SUPERSTAR JACKSON comes at him, and at the moment of impact
we
DISSOLVE (OR
WHATEVER) TO
WHITE, THEN
DISSOLVE BACK TO
INT. HOSPITAL
PAUL comes to, horribly weak, a doctor leaning over him.
PAUL
What... what's going on?
DOCTOR
Well there's good news and bad
news.
PAUL
I think I want the good news.
DOCTOR
The good news is that Superstar
Jackson was called for an offensive
foul on the play that...
(grave)
... also resulted in your spinal
column snapping in half.
PAUL
Is that... is that the bad news?
DOCTOR
No, your team hit both free throws
and wrapped up the victory.
PAUL
(weak, but happy)
Yay!
DOCTOR
The bad news is that you've
technically been dead for about an
hour and a half.

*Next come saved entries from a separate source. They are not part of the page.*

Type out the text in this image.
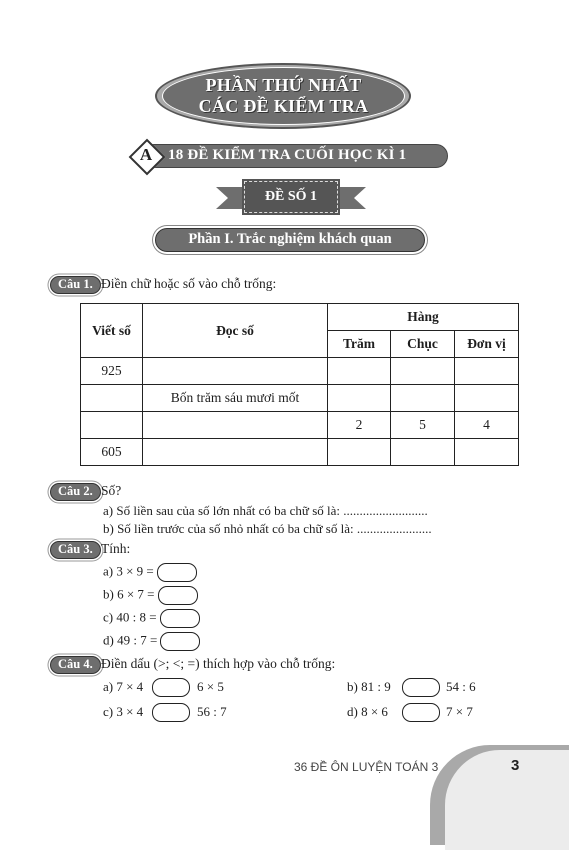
PHẦN THỨ NHẤT
CÁC ĐỀ KIỂM TRA
A 18 ĐỀ KIỂM TRA CUỐI HỌC KÌ 1
ĐỀ SỐ 1
Phần I. Trắc nghiệm khách quan
Câu 1. Điền chữ hoặc số vào chỗ trống:
Viết số	Đọc số	Hàng		
		Trăm	Chục	Đơn vị
925				
	Bốn trăm sáu mươi mốt			
		2	5	4
605				
Câu 2. Số?
a) Số liền sau của số lớn nhất có ba chữ số là: ..........................
b) Số liền trước của số nhỏ nhất có ba chữ số là: .......................
Câu 3. Tính:
a) 3 × 9 =
b) 6 × 7 =
c) 40 : 8 =
d) 49 : 7 =
Câu 4. Điền dấu (>; <; =) thích hợp vào chỗ trống:
a) 7 × 4	6 × 5	b) 81 : 9	54 : 6
c) 3 × 4	56 : 7	d) 8 × 6	7 × 7
36 ĐỀ ÔN LUYỆN TOÁN 3	3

You're basically
just running on fumes right now.
PAUL
(dejected)
Oh.
DOCTOR
They've probably already started
digging your grave.
PAUL
(proud, then dejected
again)
Hey, could you at least show a
little respect to... to the dead, I
guess.
DOCTOR
Unless you're being cremated, in
which case I'm just about certain
the flames are already lapping at
the inside of that chamber. Takes
a little while to get that bad boy
heated up just right. Of course,
me, I've arranged to have my
remains dumped in the woods, so
that my beloved wolves may sup upon
my mortal flesh, and only then may
I be reborn unto--
He notices that PAUL is dead. He starts to walk out, then
turns to look at PAUL one last time. He shakes his head
sadly.
DOCTOR (CONT'D)
Another poor sucker too weak-willed
to conquer death. Will they never
learn?
He walks off forlornly to the sound of a plaintive saxophone,
or rather the sound of plaintive saxophone music.